The Supreme Court’s Opinion
In a unanimous 9-0 opinion written by Justice Kavanaugh, the Supreme Court explained that the “Fourth Circuit stands alone in requiring employers to prove the applicability of Fair Labor Standards Act exemptions by clear and convincing evidence. Every other Court of Appeals to address the issue has held that the preponderance standard applies.” Carrera, 2025 WL 96207, at *3. In noting that the “preponderance of the evidence” standard is “the established default standard of proof in American civil litigation,” the Supreme Court explained that the default standard can only be abrogated by statute, constitutional requirement, or other uncommon situations where unusual coercive relief is sought (e.g., revocation of citizenship, etc.).
In analyzing whether any such circumstances existed, the Supreme Court first observed that the FLSA is silent on the applicable burden of proof, noting there is no language that suggests that Congress intended a heightened burden to apply. Second, because the FLSA does not implicate constitutional rights, the U.S. Constitution did not compel a different result. Third, because FLSA lawsuits are akin to other employment statutes that entitle certain employees to monetary relief, they are not unusually coercive.

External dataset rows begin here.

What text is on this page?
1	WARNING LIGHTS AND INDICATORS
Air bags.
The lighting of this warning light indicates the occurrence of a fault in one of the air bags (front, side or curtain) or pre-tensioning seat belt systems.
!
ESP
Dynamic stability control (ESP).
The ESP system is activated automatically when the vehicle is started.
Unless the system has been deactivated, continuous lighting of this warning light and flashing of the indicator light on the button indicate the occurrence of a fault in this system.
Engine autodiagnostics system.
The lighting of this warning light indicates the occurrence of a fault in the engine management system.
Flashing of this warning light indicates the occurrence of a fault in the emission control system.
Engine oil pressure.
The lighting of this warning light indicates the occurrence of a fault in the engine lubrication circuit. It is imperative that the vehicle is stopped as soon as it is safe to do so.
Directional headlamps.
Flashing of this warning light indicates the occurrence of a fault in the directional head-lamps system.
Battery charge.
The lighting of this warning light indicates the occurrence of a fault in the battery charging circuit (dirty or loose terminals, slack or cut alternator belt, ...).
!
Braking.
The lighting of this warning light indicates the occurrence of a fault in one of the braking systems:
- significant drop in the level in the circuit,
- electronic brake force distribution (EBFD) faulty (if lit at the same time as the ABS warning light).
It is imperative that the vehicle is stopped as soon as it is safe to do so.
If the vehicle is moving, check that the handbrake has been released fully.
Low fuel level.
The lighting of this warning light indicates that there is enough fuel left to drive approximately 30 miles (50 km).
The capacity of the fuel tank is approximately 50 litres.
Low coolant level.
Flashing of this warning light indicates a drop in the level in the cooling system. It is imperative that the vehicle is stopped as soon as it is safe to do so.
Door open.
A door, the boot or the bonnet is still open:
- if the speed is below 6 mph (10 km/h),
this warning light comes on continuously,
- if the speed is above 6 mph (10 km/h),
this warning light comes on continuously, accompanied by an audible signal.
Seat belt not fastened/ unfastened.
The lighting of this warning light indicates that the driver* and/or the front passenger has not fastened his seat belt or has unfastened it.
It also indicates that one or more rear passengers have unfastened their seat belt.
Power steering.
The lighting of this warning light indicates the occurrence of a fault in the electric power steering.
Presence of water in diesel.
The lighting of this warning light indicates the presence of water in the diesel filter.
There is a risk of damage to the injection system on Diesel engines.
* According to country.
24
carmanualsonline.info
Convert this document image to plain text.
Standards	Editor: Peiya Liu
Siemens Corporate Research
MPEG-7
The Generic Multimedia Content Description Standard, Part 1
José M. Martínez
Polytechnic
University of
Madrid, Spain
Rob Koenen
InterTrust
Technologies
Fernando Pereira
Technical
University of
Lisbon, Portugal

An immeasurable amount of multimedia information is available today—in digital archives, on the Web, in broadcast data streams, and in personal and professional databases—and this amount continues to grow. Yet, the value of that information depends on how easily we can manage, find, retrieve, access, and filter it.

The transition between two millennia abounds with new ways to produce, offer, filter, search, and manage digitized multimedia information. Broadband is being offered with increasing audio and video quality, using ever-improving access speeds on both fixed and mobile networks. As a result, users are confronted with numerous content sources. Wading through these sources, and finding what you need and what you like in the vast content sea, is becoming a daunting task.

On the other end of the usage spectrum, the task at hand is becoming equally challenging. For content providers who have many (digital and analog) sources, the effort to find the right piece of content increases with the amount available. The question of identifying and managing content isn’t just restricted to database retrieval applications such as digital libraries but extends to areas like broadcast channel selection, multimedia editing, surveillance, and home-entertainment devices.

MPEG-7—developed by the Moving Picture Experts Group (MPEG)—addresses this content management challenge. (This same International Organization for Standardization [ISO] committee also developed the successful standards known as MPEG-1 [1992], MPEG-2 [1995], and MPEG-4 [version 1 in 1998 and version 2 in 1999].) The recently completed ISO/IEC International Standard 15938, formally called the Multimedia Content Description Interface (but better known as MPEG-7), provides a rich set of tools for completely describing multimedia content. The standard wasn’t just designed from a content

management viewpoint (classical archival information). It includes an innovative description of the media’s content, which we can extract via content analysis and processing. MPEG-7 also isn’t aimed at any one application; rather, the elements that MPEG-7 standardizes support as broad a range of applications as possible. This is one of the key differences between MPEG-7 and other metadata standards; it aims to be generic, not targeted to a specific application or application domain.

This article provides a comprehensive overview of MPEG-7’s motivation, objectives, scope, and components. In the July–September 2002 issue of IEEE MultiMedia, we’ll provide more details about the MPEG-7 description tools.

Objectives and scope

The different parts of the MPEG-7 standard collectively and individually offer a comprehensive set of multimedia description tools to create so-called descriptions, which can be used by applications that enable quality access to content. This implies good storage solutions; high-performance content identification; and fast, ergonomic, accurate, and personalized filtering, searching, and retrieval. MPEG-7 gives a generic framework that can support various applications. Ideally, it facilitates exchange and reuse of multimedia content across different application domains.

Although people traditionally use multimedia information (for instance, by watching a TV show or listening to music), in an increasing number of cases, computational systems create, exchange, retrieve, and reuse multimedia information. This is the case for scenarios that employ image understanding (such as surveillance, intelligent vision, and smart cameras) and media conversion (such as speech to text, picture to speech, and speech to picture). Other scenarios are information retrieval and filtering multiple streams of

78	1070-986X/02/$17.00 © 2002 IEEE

Turning next to policy arguments in favor of a heightened standard, the Supreme Court noted that other important statutes, such as Title VII of the Civil Rights Act, apply a preponderance standard while seeking to achieve laudable policy goals, such as ending discrimination in the workplace. Id. at *4-5. Finding nothing particularly distinct about the FLSA, the Supreme Court ultimately rejected the policy arguments advanced by the sales representatives, explaining that “rather than choose sides in a policy debate, this Court must apply the statute as written and as informed by the longstanding default rule regarding the standard of proof.” Id. at *5.
As a result, the Supreme Court reversed the decision of the Fourth Circuit and held that an employer must prove the applicability of FLSA exemptions only by a preponderance of the evidence. The Supreme Court also remanded the case back to the district court for a determination as to whether EMD met the lower evidentiary burden.
Implications For Employers
The Supreme Court’s decision in Carrera is a welcome reprieve for employers sued in Maryland, Virginia, West Virginia, North Carolina, and South Carolina federal courts. These employers will no longer have to satisfy a heightened burden of proof that they would otherwise not have to satisfy if sued for the same claims in any other state. Accordingly, employers based in those states can rest a little easier knowing that the standard for proving FLSA exemptions if sued will be the default standard applied in other jurisdictions, and not the heightened “clear and convincing evidence” standard that has long applied.